Flowers - Purple, violet, or lilac, rarely whitish; about 1 in. long, solitary, borne on slender footstems from axils of upper leaves. Calyx prismatic, 5-angled, 5-toothed; corolla irregular, tubular, narrow in throat, 2-lipped; upper lip 2-lobed, erect; under lip 3-lobed, spreading; 4 stamens, a long and a short pair, inserted on corolla tube; pistil with 2-lobed, plate-like stigma. Stem: Square, erect, usually branched, 1 to 3 ft. high. Leaves: Opposite, oblong to lance-shaped, saw-edged, mostly seated on stem. Preferred Habitat - Swamps, beside streams and ponds. Flowering Season - June-September. Distribution - Manitoba, Nebraska, and Texas, eastward to Atlantic Ocean.

No wader is the square-stemmed Monkey-flower whose grinning corolla peers at one from grassy tuffets in swamps, from the brookside, the springy soil of low meadows, and damp hollows beside the road; but moisture it must have to fill its nectary and to soften the ground for the easier transit of its creeping rootstock.
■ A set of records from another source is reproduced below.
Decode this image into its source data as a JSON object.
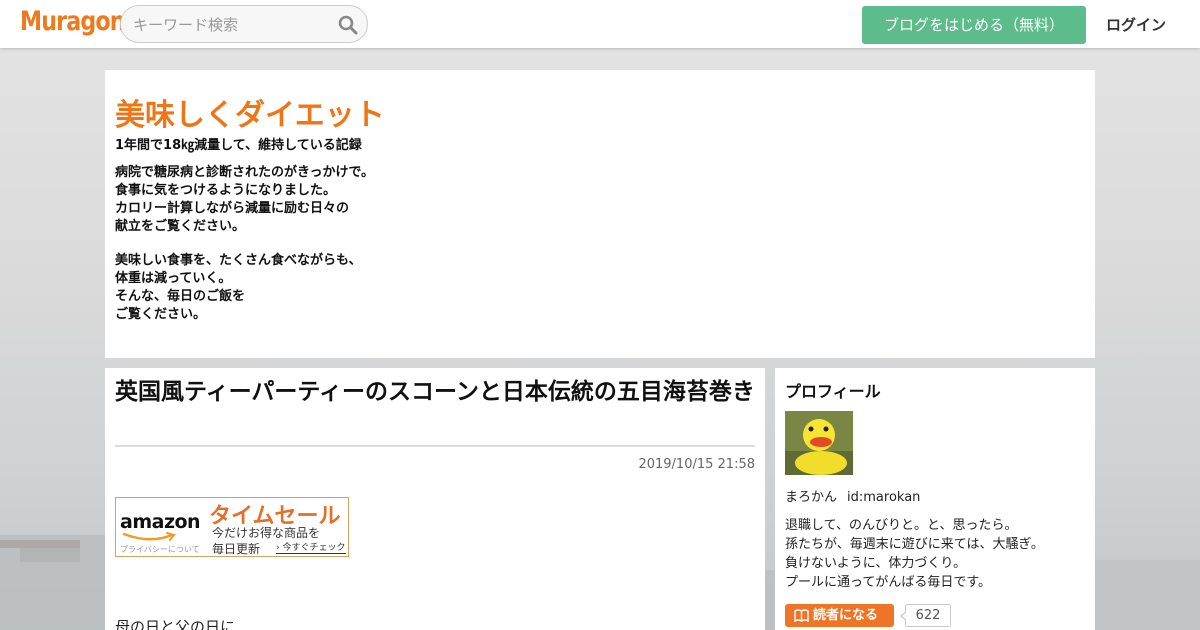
{
  "brand": {
    "logo_text": "Muragon",
    "accent_color": "#ee7a1c",
    "start_button_color": "#5dbc8b"
  },
  "topbar": {
    "search_placeholder": "キーワード検索",
    "search_value": "",
    "search_icon": "search-icon",
    "start_button_label": "ブログをはじめる（無料）",
    "login_label": "ログイン"
  },
  "blog": {
    "title": "美味しくダイエット",
    "subtitle": "1年間で18㎏減量して、維持している記録",
    "description_block_1": [
      "病院で糖尿病と診断されたのがきっかけで。",
      "食事に気をつけるようになりました。",
      "カロリー計算しながら減量に励む日々の",
      "献立をご覧ください。"
    ],
    "description_block_2": [
      "美味しい食事を、たくさん食べながらも、",
      "体重は減っていく。",
      "そんな、毎日のご飯を",
      "ご覧ください。"
    ]
  },
  "post": {
    "title": "英国風ティーパーティーのスコーンと日本伝統の五目海苔巻き",
    "date": "2019/10/15 21:58",
    "body_first_line": "母の日と父の日に"
  },
  "ad": {
    "brand": "amazon",
    "privacy_link": "プライバシーについて",
    "headline": "タイムセール",
    "line1": "今だけお得な商品を",
    "line2": "毎日更新",
    "cta": "今すぐチェック"
  },
  "sidebar": {
    "profile_heading": "プロフィール",
    "profile_name": "まろかん",
    "profile_id": "id:marokan",
    "bio_lines": [
      "退職して、のんびりと。と、思ったら。",
      "孫たちが、毎週末に遊びに来ては、大騒ぎ。",
      "負けないように、体力づくり。",
      "プールに通ってがんばる毎日です。"
    ],
    "follow_button_label": "読者になる",
    "follow_button_color": "#f07426",
    "follower_count": "622"
  }
}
Imaginative eyes see what appears to them the gaping (ringens) face of a little ape or buffoon (mimulus) in this common flower whose drolleries, such as they are, call forth the only applause desired - the buzz of insects that become pollen-laden during the entertainment.
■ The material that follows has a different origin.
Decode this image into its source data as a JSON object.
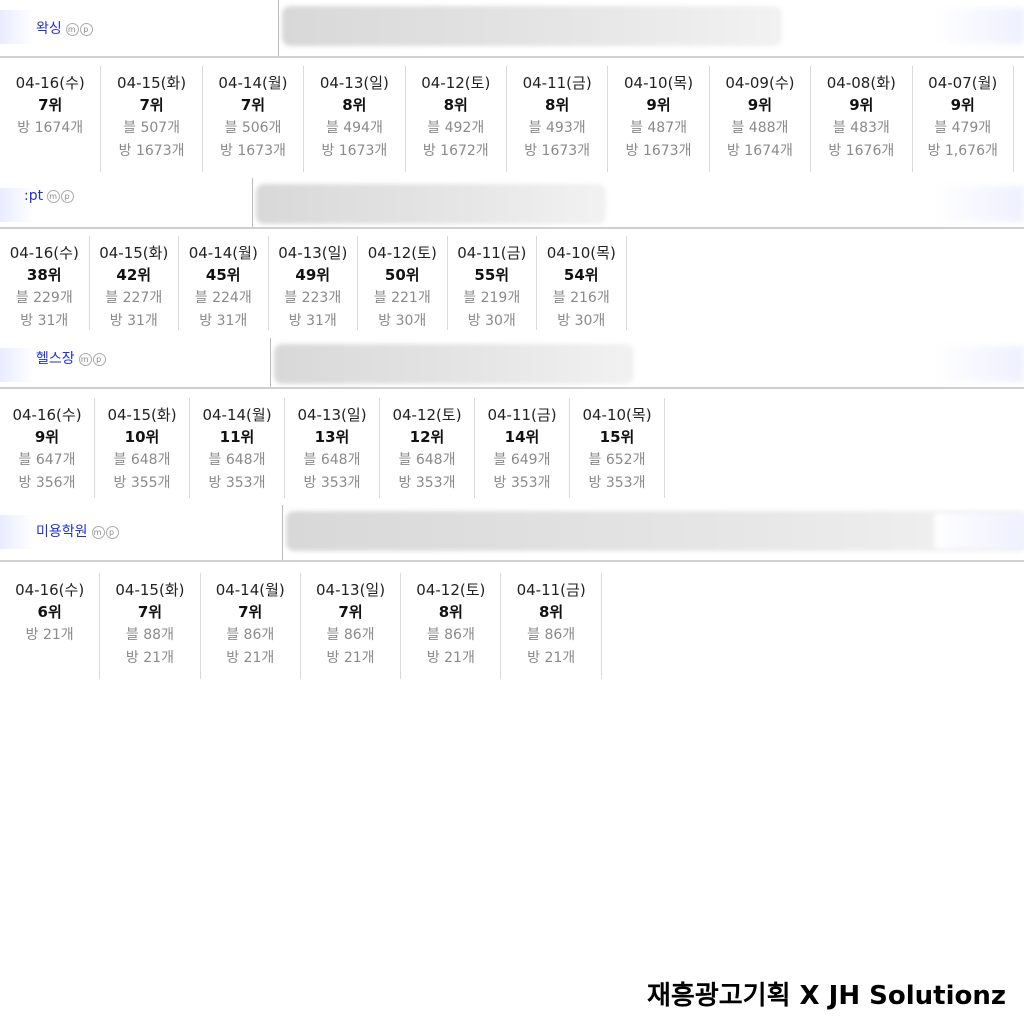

Now the advanced stigma of this flower is peculiarly irritable, and closes up on contact with an incoming visitor's body, thus exposing the pollen-laden anthers behind it, and, except in rare cases, preventing self-fertilization. Delpino was the first to guess what advantage so sensitive a stigma might mean. Probably the smaller bees find the tube too long for their short tongues. The yellow palate, which partially guards the entrance to the nectary from pilferers, of course serves also as a pathfinder to the long-tongued bees.

AMERICAN BROOKLIME
(Veronica Americana) Figwort family

Flowers - Light blue to white, usually striped with deep blue or purple structure of flower similar to that of V. officinalis, but borne in long, loose racemes branching outward on stems that spring from axils of most of the leaves. Stem: Without hairs, usually branched, 6 in. to 3 ft. long, lying partly on ground and rooting from lower joints. Leaves: Oblong, lance-shaped, saw-edged, opposite, petioled, and lacking hairs; 1 to 3 in. long, 1/4 to 1 in. wide. Fruit: A nearly round, compressed, but not flat, capsule with flat seeds in 2 cells. Preferred Habitat - In brooks, ponds, ditches, swamps. Flowering Season - April-September. Distribution - From Atlantic to Pacific, Alaska to California and New Mexico, Quebec to Pennsylvania.